A dicembre i dati sulle buste paga statunitensi sono stati inferiori alle aspettative
“Il rapporto sui salari di dicembre ha fornito due sorprese negative poiché negli Stati Uniti sono stati segnalati solo 50.000 nuovi posti di lavoro (mancando significativamente la stima mediana di Bloomberg di 70.000), mentre le revisioni del mese precedente hanno mostrato un ulteriore calo di 76.000. Il tasso di disoccupazione dovrebbe scendere al 4,4% (novembre: 4,5%), mentre la crescita dell’occupazione nel 2025 rispetto al 2024 è stata in media del 49.000 al mese erano 168.000”.
“La creazione di posti di lavoro è stata trainata sia dal settore privato che da quello pubblico. Le principali fonti di guadagno sono state l’assistenza sanitaria, il tempo libero e il settore finanziario, mentre l’industria manifatturiera, l’edilizia, la vendita al dettaglio, i magazzini e i trasporti e i servizi professionali hanno perso posti di lavoro. La crescita dei salari è aumentata dello 0,3% su base mensile, del 3,8% su base annua, leggermente più veloce del previsto, e dello 0,2% su base mensile, del 3,6% su base annua a novembre.”
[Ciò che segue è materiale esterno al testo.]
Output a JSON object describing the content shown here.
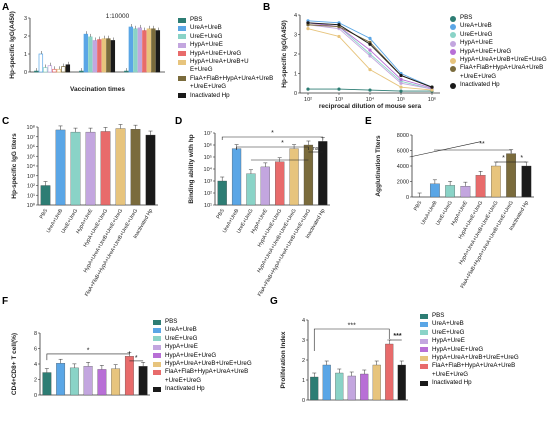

“Il rapporto sull’occupazione di dicembre ha mantenuto un orientamento verso ulteriori tagli dei tassi, ma non necessariamente nell’immediato futuro. Ci aspettiamo che ci sia una pausa all’inizio del 2026, in coincidenza con le dimissioni previste di Powell da presidente a maggio, e due tagli dei tassi nel secondo e terzo trimestre.”